The Florida contractor who opened up business in New Jersey after Superstorm Sandy, and allegedly fleeced seven home owners for hundreds of thousands of dollars in recovery money, is accused of consumer fraud violations by the New Jersey Attorney General's Office and the Division of Consumer Affairs.

Richard Woodard (NJ Atty. General's Office)

The complaint against Richard R. Woodard and Willwood Builders also includes violations of the Contractors' Registration Act, home improvement regulations, and advertising regulations.

According to Attorney General Christopher Porrino's office, Woodard and Willwood Builders are accused of taking down payments for repairs, improvements or new construction, then delivering shoddy results, abandoning projects, and not even starting some others.

It is the fourth complaint filed by the state Division of Consumer Affairs (DCA) regarding Superstorm fraud tied to funds tied to the state Reconstrctuion, Rehabilitation, Elevation and Mitigation (RREM) program, authorities said.

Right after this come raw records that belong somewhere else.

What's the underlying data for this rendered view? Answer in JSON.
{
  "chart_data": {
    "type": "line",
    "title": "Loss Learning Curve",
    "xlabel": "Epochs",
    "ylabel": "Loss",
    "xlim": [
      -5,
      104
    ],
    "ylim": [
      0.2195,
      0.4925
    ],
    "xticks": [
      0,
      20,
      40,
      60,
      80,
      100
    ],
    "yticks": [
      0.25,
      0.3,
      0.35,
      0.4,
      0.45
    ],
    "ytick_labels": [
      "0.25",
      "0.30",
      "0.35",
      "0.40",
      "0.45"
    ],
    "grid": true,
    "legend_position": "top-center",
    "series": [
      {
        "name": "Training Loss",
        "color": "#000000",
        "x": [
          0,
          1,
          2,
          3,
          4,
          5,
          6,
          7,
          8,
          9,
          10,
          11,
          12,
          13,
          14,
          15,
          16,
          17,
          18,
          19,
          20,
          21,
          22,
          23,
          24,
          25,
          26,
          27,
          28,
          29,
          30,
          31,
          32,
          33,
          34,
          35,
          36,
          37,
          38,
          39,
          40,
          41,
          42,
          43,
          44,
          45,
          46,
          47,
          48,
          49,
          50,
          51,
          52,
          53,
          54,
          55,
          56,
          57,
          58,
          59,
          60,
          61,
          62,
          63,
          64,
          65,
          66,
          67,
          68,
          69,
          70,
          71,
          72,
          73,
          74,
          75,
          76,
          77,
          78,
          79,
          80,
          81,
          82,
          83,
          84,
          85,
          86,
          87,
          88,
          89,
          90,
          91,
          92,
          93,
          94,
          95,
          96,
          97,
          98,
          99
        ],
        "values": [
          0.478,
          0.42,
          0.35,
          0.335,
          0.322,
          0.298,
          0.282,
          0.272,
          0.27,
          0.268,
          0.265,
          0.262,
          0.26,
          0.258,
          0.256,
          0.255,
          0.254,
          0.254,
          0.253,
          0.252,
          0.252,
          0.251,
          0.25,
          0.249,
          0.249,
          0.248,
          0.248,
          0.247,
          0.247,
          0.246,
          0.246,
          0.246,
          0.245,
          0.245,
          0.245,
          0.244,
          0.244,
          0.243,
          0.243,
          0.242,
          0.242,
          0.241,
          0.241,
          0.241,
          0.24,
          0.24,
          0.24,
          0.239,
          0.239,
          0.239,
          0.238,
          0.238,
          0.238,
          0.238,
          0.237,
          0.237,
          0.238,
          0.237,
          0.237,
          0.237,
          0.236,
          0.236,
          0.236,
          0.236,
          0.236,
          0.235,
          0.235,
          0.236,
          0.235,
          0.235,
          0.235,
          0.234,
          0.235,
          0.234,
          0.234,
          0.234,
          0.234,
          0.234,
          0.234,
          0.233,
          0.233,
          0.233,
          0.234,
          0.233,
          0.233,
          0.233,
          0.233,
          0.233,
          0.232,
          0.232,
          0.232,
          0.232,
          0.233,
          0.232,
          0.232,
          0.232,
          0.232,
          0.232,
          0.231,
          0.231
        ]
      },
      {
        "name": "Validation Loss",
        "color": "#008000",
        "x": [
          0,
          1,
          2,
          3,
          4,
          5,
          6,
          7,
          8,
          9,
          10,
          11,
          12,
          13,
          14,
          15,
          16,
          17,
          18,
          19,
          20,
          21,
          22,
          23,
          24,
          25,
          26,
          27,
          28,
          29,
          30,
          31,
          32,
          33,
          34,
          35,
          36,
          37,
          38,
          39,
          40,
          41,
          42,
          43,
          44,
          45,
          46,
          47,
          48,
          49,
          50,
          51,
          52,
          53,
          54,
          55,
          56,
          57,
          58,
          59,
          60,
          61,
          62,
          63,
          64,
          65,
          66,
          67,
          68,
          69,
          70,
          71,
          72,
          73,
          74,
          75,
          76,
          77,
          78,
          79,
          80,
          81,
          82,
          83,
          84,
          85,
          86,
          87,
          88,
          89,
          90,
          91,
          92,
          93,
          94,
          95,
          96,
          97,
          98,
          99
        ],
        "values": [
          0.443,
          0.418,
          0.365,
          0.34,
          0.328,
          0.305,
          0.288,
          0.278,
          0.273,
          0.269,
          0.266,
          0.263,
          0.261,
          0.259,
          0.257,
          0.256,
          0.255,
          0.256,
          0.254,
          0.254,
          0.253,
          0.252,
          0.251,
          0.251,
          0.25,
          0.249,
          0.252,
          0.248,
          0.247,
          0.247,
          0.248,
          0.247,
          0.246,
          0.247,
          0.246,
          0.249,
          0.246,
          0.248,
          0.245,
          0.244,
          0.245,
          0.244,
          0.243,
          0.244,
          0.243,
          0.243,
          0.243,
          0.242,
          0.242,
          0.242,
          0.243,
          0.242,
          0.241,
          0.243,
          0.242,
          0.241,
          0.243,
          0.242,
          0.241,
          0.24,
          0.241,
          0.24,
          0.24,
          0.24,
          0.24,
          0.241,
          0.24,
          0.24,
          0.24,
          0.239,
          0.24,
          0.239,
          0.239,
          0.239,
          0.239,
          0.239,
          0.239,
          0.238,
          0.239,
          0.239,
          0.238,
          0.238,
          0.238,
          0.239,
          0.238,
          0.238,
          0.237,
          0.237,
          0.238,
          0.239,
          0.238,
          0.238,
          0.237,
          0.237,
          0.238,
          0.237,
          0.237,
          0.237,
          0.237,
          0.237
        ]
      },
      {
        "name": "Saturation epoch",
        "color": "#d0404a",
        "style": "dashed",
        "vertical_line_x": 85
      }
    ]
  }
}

Three victims from Ocean and Middlesex Counties allegedly lost more than $314,000 in RREM funds along with their own money. Four home owners from Ocean and Monmouth allegedly paid from their personal accounts.

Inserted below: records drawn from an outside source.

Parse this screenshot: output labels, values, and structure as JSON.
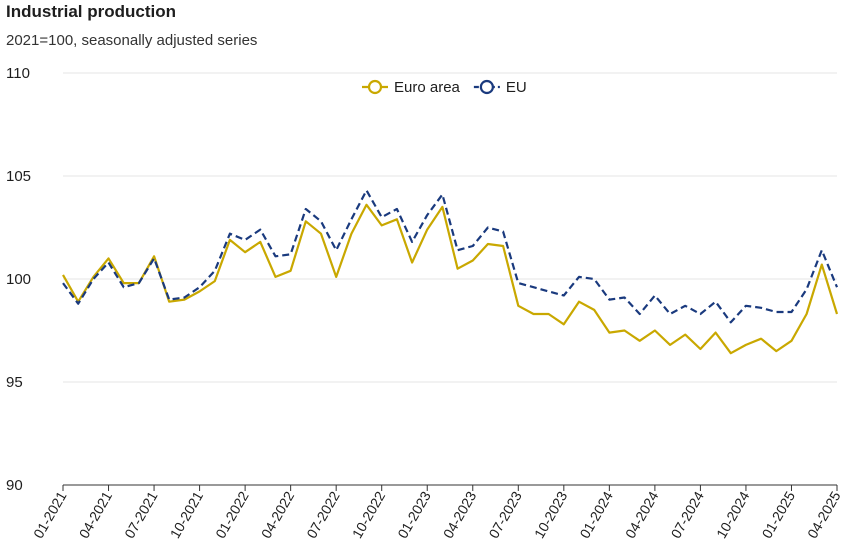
{
  "chart_data": {
    "type": "line",
    "title": "Industrial production",
    "subtitle": "2021=100, seasonally adjusted series",
    "ylim": [
      90,
      110
    ],
    "yticks": [
      90,
      95,
      100,
      105,
      110
    ],
    "xtick_labels": [
      "01-2021",
      "04-2021",
      "07-2021",
      "10-2021",
      "01-2022",
      "04-2022",
      "07-2022",
      "10-2022",
      "01-2023",
      "04-2023",
      "07-2023",
      "10-2023",
      "01-2024",
      "04-2024",
      "07-2024",
      "10-2024",
      "01-2025",
      "04-2025"
    ],
    "x": [
      "01-2021",
      "02-2021",
      "03-2021",
      "04-2021",
      "05-2021",
      "06-2021",
      "07-2021",
      "08-2021",
      "09-2021",
      "10-2021",
      "11-2021",
      "12-2021",
      "01-2022",
      "02-2022",
      "03-2022",
      "04-2022",
      "05-2022",
      "06-2022",
      "07-2022",
      "08-2022",
      "09-2022",
      "10-2022",
      "11-2022",
      "12-2022",
      "01-2023",
      "02-2023",
      "03-2023",
      "04-2023",
      "05-2023",
      "06-2023",
      "07-2023",
      "08-2023",
      "09-2023",
      "10-2023",
      "11-2023",
      "12-2023",
      "01-2024",
      "02-2024",
      "03-2024",
      "04-2024",
      "05-2024",
      "06-2024",
      "07-2024",
      "08-2024",
      "09-2024",
      "10-2024",
      "11-2024",
      "12-2024",
      "01-2025",
      "02-2025",
      "03-2025",
      "04-2025"
    ],
    "grid": true,
    "legend_position": "top-center",
    "series": [
      {
        "name": "Euro area",
        "color": "#c9a800",
        "dash": "solid",
        "values": [
          100.2,
          98.9,
          100.1,
          101.0,
          99.8,
          99.8,
          101.1,
          98.9,
          99.0,
          99.4,
          99.9,
          101.9,
          101.3,
          101.8,
          100.1,
          100.4,
          102.8,
          102.2,
          100.1,
          102.2,
          103.6,
          102.6,
          102.9,
          100.8,
          102.4,
          103.5,
          100.5,
          100.9,
          101.7,
          101.6,
          98.7,
          98.3,
          98.3,
          97.8,
          98.9,
          98.5,
          97.4,
          97.5,
          97.0,
          97.5,
          96.8,
          97.3,
          96.6,
          97.4,
          96.4,
          96.8,
          97.1,
          96.5,
          97.0,
          98.3,
          100.7,
          98.3
        ]
      },
      {
        "name": "EU",
        "color": "#1a3a7e",
        "dash": "dashed",
        "values": [
          99.8,
          98.8,
          100.0,
          100.8,
          99.6,
          99.8,
          101.0,
          99.0,
          99.1,
          99.6,
          100.4,
          102.2,
          101.9,
          102.4,
          101.1,
          101.2,
          103.4,
          102.8,
          101.4,
          102.9,
          104.3,
          103.0,
          103.4,
          101.8,
          103.1,
          104.1,
          101.4,
          101.6,
          102.5,
          102.3,
          99.8,
          99.6,
          99.4,
          99.2,
          100.1,
          100.0,
          99.0,
          99.1,
          98.3,
          99.2,
          98.3,
          98.7,
          98.3,
          98.9,
          97.9,
          98.7,
          98.6,
          98.4,
          98.4,
          99.5,
          101.4,
          99.6
        ]
      }
    ]
  }
}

The complaint alleges that Woodward and his firm failed to begin or complete contracted services, abandoned projects for which payments were taken, triggered property liens by failing to pay subcontractors, laborers or material providers, falsely advertising collaboration with architects to meet agreed specifications, misleading clients into thinking that initial or advance payments were their only responsibilities, failing to get building and construciton permits, and performing defective work on roofs, windows and/or doors.

State officials seek customer restitution, repayment of RREM funds, reimbursement of legal fees and civil penalties. They also are pursuing cancellation of Willwood's certificate of incorporation in New Jersey, a permanent revocation of its New Jersey home improvement contractor and new home builder registrations, and an injunction agaiinst owning, oiperating, advertising or managing any construction business in New Jersey.

Deputy Attorney General Jesse J. Sierant represents the State. The case was investigated by Consumer Protection Investigators Joseph Iasso and Brittany Kieran. Woodard and Willwood are representedby attorney Anthony Sodano, III.

Charges are accusations. Defendants are presumed innocent unless, and until, found guilty in a court of law.